Projects and other things left to do
Coming Attractions
Some things that will probably be available in libg++ in the
near future:
Revamped C-compatibility header files that will be compatible
with the forthcoming (ANSI-based) GNU libc.a
A revision of the File-based classes that will use the
GNU stdio library, and also be 100% compatible (even at
the streambuf level) with the AT&T 2.0 stream classes.
Additional container class prototypes.
Generic Matrix class prototypes.
A task package probably based on Dirk Grunwald's threads package.
Wish List
Some things that people have mentioned that they would like to
see in libg++, but for which there have not been any offers:
Class-based interfaces to Sun RPC using g++ wrappers.

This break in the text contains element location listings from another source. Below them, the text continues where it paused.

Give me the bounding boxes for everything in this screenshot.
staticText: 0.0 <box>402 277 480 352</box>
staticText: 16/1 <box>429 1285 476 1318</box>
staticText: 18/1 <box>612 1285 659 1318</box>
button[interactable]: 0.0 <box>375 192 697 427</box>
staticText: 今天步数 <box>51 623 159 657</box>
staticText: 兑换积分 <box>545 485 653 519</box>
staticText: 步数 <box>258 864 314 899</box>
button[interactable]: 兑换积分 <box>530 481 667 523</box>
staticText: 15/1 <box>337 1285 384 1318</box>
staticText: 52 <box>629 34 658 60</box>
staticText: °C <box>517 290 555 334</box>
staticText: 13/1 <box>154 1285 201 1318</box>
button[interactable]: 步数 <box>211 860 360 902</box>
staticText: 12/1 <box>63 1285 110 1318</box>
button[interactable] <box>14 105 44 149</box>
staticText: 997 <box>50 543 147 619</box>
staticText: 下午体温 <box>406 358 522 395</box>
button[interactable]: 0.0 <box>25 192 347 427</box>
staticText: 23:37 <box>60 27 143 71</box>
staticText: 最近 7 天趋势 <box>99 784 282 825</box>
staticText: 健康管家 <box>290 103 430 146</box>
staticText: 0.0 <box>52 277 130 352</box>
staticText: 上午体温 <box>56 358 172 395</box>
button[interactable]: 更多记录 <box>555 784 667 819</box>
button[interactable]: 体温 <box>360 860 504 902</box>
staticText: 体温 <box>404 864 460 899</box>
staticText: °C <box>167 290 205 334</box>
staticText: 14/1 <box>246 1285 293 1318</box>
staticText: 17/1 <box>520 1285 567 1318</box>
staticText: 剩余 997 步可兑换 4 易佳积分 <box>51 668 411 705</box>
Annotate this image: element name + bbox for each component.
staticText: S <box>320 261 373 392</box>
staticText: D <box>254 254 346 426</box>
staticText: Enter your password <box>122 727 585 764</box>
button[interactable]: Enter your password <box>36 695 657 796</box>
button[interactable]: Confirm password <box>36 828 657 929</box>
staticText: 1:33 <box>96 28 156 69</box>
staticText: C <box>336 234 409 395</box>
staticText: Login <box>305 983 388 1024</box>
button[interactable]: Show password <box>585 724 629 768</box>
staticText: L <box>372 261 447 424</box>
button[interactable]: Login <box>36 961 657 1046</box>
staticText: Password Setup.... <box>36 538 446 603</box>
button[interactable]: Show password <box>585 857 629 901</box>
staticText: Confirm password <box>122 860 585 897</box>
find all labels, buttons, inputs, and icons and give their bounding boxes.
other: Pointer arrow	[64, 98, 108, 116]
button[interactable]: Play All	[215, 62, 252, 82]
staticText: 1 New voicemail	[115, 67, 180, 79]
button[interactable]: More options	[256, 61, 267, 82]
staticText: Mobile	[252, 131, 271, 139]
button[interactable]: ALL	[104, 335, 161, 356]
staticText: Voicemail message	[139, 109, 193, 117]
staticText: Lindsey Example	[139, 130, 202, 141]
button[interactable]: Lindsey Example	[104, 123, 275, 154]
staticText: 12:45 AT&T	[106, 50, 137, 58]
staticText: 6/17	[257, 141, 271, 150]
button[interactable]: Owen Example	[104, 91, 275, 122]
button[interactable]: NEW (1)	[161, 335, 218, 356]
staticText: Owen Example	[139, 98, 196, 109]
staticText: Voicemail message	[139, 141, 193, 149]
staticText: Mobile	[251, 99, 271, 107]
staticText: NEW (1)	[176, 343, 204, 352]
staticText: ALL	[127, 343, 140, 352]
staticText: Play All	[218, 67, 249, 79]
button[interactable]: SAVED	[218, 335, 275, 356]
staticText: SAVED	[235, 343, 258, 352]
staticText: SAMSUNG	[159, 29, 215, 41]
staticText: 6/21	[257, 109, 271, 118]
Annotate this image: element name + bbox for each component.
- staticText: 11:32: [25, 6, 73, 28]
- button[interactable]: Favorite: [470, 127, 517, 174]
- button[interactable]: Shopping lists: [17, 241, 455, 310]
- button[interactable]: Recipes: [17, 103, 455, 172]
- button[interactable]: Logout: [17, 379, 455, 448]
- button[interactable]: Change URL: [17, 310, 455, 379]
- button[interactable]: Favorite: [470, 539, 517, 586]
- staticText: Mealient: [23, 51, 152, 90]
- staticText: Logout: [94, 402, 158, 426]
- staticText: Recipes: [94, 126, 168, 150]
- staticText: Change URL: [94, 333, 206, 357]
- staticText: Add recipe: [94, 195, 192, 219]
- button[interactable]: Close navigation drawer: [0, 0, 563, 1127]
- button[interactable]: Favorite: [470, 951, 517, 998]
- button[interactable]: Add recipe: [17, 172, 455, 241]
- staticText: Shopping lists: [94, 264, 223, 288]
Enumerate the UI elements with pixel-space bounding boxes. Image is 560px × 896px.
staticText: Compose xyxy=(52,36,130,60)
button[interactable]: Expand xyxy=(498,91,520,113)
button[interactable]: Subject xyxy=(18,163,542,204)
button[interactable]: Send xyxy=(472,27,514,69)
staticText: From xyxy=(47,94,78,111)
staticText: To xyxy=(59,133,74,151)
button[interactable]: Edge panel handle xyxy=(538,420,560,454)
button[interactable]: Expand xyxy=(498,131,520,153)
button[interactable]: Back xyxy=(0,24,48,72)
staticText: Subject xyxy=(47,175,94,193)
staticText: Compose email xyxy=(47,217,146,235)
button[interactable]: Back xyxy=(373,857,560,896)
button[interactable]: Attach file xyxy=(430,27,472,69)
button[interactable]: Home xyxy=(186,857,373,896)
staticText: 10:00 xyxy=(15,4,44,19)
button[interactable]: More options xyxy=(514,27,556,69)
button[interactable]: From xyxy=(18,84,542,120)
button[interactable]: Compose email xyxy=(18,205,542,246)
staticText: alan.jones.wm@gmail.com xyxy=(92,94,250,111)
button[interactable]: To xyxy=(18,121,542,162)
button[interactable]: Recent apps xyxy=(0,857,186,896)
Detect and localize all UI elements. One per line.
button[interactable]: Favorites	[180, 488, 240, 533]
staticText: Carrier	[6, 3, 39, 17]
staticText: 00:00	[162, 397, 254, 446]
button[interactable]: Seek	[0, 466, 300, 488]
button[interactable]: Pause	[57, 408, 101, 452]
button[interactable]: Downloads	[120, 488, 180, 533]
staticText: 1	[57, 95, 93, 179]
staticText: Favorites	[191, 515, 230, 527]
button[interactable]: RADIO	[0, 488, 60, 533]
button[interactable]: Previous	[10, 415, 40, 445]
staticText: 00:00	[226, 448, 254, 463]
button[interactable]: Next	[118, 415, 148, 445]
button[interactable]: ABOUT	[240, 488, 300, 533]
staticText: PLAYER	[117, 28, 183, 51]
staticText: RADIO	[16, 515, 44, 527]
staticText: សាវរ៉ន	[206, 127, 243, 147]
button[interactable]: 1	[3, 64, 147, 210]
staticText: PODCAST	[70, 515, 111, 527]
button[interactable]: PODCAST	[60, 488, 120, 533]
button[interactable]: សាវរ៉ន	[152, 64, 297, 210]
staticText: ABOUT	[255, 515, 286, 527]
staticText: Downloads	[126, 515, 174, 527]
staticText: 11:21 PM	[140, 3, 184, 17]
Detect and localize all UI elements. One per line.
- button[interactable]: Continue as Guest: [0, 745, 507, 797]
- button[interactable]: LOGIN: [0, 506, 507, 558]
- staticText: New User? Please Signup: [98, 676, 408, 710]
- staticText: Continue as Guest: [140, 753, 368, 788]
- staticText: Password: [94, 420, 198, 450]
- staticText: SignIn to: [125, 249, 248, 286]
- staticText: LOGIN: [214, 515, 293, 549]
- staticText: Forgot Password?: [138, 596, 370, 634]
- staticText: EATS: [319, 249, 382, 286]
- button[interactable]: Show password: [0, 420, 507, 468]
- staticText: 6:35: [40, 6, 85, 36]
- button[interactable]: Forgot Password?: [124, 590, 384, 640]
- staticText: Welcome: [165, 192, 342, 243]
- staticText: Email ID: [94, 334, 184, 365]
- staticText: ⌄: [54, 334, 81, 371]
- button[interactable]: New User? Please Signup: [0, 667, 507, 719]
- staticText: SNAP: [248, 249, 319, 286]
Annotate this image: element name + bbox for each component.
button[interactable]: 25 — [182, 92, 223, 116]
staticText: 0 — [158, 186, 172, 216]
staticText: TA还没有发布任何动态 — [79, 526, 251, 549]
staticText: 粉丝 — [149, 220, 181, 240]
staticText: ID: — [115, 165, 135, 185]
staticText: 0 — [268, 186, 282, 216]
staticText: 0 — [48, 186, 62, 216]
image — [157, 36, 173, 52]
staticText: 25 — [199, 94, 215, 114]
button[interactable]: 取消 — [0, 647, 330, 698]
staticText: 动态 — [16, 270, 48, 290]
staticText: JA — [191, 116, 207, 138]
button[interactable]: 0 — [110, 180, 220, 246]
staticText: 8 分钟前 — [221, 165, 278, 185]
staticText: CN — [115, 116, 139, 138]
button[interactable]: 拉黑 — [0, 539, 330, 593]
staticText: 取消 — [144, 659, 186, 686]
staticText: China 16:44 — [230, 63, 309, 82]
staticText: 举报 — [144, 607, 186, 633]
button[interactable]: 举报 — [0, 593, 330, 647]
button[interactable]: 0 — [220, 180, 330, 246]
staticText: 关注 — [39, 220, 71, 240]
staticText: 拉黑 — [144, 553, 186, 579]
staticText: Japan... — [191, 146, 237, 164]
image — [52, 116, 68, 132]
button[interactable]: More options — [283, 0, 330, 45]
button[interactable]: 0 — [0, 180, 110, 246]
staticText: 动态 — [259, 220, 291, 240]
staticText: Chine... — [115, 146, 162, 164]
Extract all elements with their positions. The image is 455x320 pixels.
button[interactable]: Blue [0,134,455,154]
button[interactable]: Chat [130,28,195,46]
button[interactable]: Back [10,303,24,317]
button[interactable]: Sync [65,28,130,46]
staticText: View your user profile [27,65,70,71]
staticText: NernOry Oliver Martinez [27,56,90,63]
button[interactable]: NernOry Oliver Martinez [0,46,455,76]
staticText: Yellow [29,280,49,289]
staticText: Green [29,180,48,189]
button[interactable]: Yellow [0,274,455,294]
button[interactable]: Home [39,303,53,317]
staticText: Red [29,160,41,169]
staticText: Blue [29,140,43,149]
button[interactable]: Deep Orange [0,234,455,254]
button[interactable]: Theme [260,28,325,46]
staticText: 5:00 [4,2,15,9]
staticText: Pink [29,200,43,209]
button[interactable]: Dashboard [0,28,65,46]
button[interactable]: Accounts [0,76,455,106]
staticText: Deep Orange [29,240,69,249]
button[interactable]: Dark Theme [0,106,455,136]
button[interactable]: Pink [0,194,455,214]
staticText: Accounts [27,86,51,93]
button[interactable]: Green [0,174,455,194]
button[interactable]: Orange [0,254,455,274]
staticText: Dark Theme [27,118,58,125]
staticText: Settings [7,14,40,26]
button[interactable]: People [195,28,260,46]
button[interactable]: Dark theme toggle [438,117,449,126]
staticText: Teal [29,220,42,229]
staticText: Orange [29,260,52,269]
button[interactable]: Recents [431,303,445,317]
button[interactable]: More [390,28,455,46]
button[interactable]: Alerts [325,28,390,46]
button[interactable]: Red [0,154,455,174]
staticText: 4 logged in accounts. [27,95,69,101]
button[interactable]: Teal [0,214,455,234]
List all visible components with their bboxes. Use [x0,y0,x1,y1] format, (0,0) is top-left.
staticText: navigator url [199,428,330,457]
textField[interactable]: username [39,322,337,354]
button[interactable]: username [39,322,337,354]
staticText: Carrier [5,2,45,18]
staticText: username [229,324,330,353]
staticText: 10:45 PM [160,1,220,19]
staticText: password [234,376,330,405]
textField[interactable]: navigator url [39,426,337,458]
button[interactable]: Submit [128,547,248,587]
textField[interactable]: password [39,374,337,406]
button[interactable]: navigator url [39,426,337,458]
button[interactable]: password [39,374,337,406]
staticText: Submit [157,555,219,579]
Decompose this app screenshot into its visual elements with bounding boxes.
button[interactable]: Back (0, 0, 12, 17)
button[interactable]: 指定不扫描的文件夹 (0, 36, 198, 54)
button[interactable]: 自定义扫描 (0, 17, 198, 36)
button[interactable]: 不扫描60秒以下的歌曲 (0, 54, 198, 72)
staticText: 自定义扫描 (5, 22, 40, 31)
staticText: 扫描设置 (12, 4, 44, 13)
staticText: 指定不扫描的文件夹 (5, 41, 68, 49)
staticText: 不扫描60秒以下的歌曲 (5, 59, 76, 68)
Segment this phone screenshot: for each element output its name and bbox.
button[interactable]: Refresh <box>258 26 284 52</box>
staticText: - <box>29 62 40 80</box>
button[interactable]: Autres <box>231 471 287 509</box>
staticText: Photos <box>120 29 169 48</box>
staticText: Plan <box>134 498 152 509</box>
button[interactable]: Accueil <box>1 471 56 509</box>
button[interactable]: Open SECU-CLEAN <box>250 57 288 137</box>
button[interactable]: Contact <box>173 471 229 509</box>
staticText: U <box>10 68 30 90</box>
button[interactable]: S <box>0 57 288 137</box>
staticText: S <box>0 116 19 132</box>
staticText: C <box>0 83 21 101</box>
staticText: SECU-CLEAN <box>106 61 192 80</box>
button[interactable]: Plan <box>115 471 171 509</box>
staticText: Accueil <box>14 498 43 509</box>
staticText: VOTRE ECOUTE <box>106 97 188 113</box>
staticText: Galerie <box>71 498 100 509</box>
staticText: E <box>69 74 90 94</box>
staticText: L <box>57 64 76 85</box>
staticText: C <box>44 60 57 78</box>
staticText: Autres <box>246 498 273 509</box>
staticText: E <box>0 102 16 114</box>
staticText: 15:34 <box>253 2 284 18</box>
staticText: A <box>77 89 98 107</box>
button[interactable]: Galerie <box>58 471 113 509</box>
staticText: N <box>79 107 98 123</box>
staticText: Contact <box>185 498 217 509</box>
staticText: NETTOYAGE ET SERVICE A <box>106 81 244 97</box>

A method to automatically convert or incorporate libg++ classes
so they can be used directly in Gorlen's OOPS environment.
A class browser.
A better general exception-handling strategy.
Better documentation.
How to contribute
Programmers who have written C++ classes that they believe to
be of general interest are encourage to write to dl at rocky.oswego.edu.
Contributing code is not difficult. Here are some general guidelines:
FSF must maintain the right to accept or reject potential
contributions. Generally, the only reasons for rejecting
contributions are cases where they duplicate existing or
nearly-released code, contain unremovable specific machine
dependencies, or are somehow incompatible with the rest of
the library.
Acceptance of contributions means that the code is accepted
for adaptation into libg++. FSF must reserve the right to
make various editorial changes in code. Very often, this
merely entails formatting, maintenance of various conventions,
etc. Contributors are always given authorship credit and shown
the final version for approval.
Contributors must assign their copyright to FSF via a form
sent out upon acceptance. Assigning copyright to FSF ensures
that the code may be freely distributed.
Assistance in providing documentation, test files, and debugging
support is strongly encouraged.
Extensions, comments, and suggested modifications of existing
libg++ features are also very welcome.